Grimaldi Alexis, Buisine Nicolas, Miller Thomas, Shi Yun-Bo, Sachs Laurent M
Muséum National d'Histoire Naturelle, Dépt. Régulation Développement et Diversité Moléculaire, UMR7221 CNRS, Evolution des Régulations Endocriniennes, Section on thyroid hormone receptor function and mechanism of action, 57 rue Cuvier, 75231 Paris cedex 05, France.
Biochim Biophys Acta. 2013 Jul;1830(7):3882-92. doi: 10.1016/j.bbagen.2012.04.020. Epub 2012 Apr 28.
Thyroid hormone (TH) receptor (TR) plays critical roles in vertebrate development. However, the in vivo mechanism of TR action remains poorly explored.
Frog metamorphosis is controlled by TH and mimics the postembryonic period in mammals when high levels of TH are also required. We review here some of the findings on the developmental functions of TH and TR and the associated mechanisms obtained from this model system.
A dual function model for TR in Anuran development was proposed over a decade ago. That is, unliganded TR recruits corepressors to TH response genes in premetamorphic tadpoles to repress these genes and prevent premature metamorphic changes. Subsequently, when TH becomes available, liganded TR recruits coactivators to activate these same genes, leading to metamorphic changes. Over the years, molecular and genetic approaches have provided strong support for this model. Specifically, it has been shown that unliganded TR recruits histone deacetylase containing corepressor complexes during larval stages to control metamorphic timing, while liganded TR recruits multiple histone modifying and chromatin remodeling coactivator complexes during metamorphosis. These complexes can alter chromatin structure via nucleosome position alterations or eviction and histone modifications to contribute to the recruitment of transcriptional machinery and gene activation.
The molecular mechanisms of TR action in vivo as revealed from studies on amphibian metamorphosis are very likely applicable to mammalian development as well. These findings provide a new perspective for understanding the diverse effects of TH in normal physiology and diseases caused by TH dysfunction. This article is part of a Special Issue entitled Thyroid hormone signalling.
甲状腺激素(TH)受体(TR)在脊椎动物发育中起关键作用。
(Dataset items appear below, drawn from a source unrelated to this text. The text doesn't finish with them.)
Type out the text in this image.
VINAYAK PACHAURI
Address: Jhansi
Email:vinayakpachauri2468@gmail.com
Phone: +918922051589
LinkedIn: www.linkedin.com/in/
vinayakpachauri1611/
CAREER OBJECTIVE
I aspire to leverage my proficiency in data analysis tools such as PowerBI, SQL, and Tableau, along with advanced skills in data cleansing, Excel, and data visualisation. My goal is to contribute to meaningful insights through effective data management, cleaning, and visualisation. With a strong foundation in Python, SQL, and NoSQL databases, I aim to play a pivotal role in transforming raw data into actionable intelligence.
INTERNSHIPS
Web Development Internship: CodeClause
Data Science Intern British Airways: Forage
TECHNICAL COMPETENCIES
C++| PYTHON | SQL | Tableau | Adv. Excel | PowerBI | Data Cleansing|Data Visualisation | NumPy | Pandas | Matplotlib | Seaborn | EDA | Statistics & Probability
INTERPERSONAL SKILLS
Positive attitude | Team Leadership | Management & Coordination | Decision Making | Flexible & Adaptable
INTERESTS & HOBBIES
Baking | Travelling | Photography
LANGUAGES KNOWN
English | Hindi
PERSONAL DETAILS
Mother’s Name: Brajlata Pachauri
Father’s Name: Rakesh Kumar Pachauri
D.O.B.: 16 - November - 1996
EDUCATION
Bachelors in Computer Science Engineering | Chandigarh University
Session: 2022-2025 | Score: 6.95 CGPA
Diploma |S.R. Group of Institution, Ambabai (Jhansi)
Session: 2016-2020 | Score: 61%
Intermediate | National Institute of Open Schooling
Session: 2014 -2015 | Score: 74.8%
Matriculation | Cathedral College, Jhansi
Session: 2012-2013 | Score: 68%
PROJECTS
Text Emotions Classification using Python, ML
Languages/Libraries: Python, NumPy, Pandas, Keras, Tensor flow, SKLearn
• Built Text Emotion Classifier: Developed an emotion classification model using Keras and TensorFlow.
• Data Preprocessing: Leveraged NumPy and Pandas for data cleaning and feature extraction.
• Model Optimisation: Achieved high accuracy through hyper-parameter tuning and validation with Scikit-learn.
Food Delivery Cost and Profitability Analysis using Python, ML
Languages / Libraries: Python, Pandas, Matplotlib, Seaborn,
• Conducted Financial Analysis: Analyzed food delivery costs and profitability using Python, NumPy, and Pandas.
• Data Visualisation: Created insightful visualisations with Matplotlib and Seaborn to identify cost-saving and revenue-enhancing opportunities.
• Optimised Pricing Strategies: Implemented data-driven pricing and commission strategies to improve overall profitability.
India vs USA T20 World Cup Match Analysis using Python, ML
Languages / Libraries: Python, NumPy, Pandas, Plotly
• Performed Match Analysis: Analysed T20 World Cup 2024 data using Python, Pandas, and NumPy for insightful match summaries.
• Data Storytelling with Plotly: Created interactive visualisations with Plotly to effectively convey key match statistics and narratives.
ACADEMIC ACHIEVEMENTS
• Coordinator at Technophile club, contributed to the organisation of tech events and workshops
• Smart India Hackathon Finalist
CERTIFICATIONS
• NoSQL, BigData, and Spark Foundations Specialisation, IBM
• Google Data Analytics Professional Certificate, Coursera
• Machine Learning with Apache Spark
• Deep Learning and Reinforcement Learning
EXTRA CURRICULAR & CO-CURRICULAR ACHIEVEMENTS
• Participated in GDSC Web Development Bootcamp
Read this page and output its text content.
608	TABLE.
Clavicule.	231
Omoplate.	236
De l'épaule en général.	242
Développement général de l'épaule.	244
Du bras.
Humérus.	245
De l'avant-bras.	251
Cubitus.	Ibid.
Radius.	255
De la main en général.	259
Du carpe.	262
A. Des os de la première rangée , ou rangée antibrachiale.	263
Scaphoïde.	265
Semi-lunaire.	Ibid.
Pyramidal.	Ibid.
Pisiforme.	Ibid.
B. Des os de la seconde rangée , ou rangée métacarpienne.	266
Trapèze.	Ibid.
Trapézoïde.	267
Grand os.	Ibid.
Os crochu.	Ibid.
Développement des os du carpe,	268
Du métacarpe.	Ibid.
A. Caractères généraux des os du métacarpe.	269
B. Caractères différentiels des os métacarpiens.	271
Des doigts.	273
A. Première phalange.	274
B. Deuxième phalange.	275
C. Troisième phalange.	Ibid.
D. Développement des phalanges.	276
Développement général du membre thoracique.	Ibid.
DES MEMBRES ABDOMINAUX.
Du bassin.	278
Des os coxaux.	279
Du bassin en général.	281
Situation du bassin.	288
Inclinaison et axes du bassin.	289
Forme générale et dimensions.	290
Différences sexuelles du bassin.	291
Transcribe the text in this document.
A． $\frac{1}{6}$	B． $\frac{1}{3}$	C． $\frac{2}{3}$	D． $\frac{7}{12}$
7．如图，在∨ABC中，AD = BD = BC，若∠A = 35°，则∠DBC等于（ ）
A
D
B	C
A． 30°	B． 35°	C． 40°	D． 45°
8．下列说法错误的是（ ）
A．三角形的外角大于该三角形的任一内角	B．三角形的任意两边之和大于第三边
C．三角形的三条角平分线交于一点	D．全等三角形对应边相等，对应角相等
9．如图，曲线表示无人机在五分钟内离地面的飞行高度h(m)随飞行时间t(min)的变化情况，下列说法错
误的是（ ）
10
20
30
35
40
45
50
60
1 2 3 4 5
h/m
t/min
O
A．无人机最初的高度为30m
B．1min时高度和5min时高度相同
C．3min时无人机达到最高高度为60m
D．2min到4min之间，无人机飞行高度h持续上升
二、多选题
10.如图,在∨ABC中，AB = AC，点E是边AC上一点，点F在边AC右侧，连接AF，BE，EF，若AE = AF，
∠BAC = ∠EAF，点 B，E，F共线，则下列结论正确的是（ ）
然而,TR作用的体内机制仍未得到充分探索。
青蛙变态受TH控制,模拟哺乳动物胚胎后期,此时也需要高水平的TH。我们在此综述了从该模型系统中获得的关于TH和TR的发育功能及相关机制的一些发现。
十多年前提出了TR在无尾目动物发育中的双功能模型。即,未结合配体的TR在变态前的蝌蚪中募集共抑制因子至TH反应基因,以抑制这些基因并防止过早的变态变化。随后,当有TH时,结合配体的TR募集共激活因子来激活这些相同的基因,从而导致变态变化。多年来,分子和遗传方法为该模型提供了有力支持。具体而言,已表明未结合配体的TR在幼虫阶段募集含组蛋白去乙酰化酶的共抑制因子复合物以控制变态时间,而结合配体的TR在变态过程中募集多种组蛋白修饰和染色质重塑共激活因子复合物。这些复合物可通过核小体位置改变或驱逐以及组蛋白修饰来改变染色质结构,以促进转录机制的募集和基因激活。
从两栖动物变态研究中揭示的TR在体内作用的分子机制很可能也适用于哺乳动物发育。这些发现为理解TH在正常生理学中的多种作用以及由TH功能障碍引起的疾病提供了新的视角。本文是名为“甲状腺激素信号传导”的特刊的一部分。